From a certain point of view, gospel music can be pigeonholed as a bunch of love songs all written to or about one person. But as with any music genre, there’s much more than one dimension to it, especially if one digs a bit deeper into the music. And that’s certainly the case with the (mostly) African-American gospel cut for Designer Records, a tiny “custom” label run by the colorful Style Wooten.
Designer was a precursor of what would later be called a “vanity” label: acts would come in, pay their fees, and cut a song or two. Rarely did anyone scheduling a session harbor the anticipation of scoring a hit single. Especially in the case of the gospel sides cut for Designer (many, many hundreds of other artists in other genres recorded tunes under Wooten’s supervision), it was often a case of traveling gospel groups coming to town for a church gig, passing the hat to collect “love offerings” and then dropping by the studio to cut a one-off, low budget track.
Of course all of this is wonderfully described in Michael Hurtt‘s liner notes that accompany the 4CD set The Soul of Designer Records. Packaged in a lavish and sturdy sleeve that mimics the gatefold LP jackets of old, this compilation showcases 101 recordings done for the label. And even for those not attuned to gospel, it’s a wonderful set of music. The musicianship – provided by local Memphis players including guitarist Roland Janes – is surprisingly first-rate: Designer and its myriad sub-labels might have been cut-rate, and Sonic Studios wasn’t exactly Stax or Ardent – but most everything about these tunes is first-rate.
As Roland Janes (quoted in one of Hurtt’s accompanying essays) said, “Style [Wooten]…didn’t know a thing about music.” But that didn’t stop him from making sure these recordings were as good as they could be. It certainly helped that the vocalists tended to be in super-tight, road-tested outfits who were able to give a high quality performance in a few takes. And while exactly zero of the tunes on this collection would go on to any measure of distribution (much less financial success), The Soul of Designer Records is a treasure trove of excellent music. Though the players on many tracks were drawn from the same relatively small pool of musicians, the instrumentation never once sounds phoned-in: there’s a surprising variety of styles on display, albeit within the confined framework of gospel. And the performances handily and vividly illustrate the musical cross-fertilization of soul, rock, blues, r&b, country, gospel and other forms.

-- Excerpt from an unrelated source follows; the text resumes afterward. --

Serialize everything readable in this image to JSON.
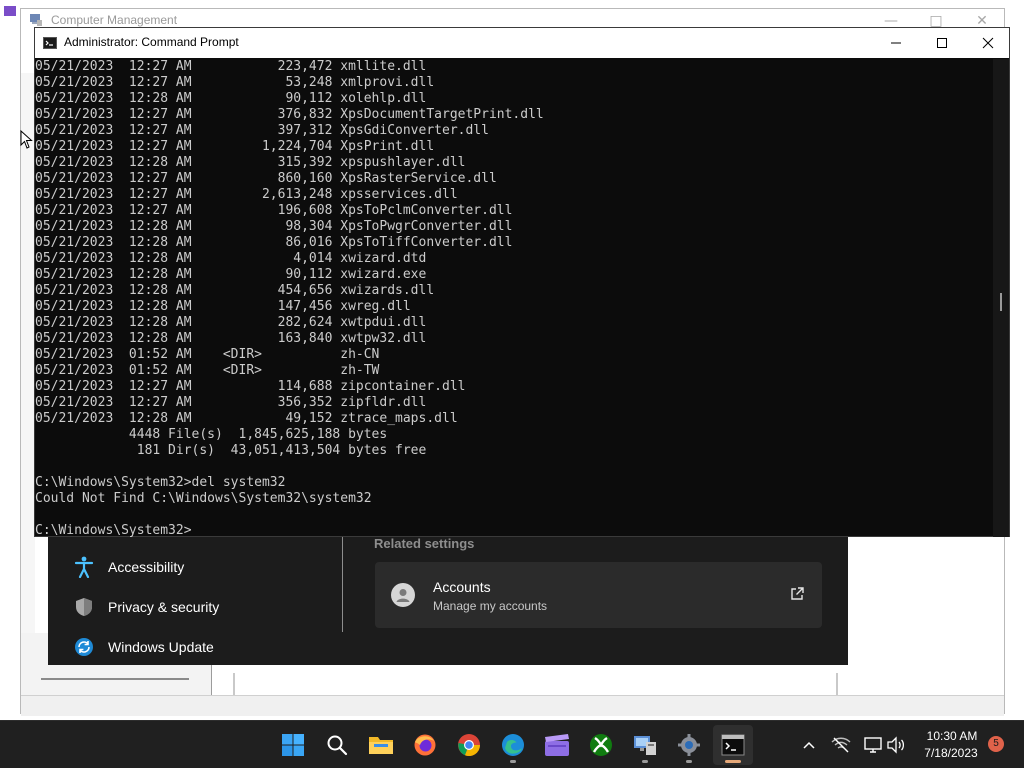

The liner notes include brief biographies of some of the acts preserved on this set, but what is most remarkable is the lack of detail: the information simply doesn’t exist. Hurtt provides what information he can, but in many cases, a sentence or two (or nothing) is all that remains to document these groups’ sessions for Designer.
Except, of course, the music. Thanks to modern-day label Big Legal Mess and the archivists behind this ambitious project, hours of fine music is now saved from total obscurity. With luck, the release will be remunerative enough for the label that they’ll see fit to issue future volumes, chronicling Style Wooten’s recordings of rockabilly and other musical styles. The Soul of Designer Records is enthusiastically recommended; I won’t be a bit surprised to see it nominated next year for a Grammy Award or three.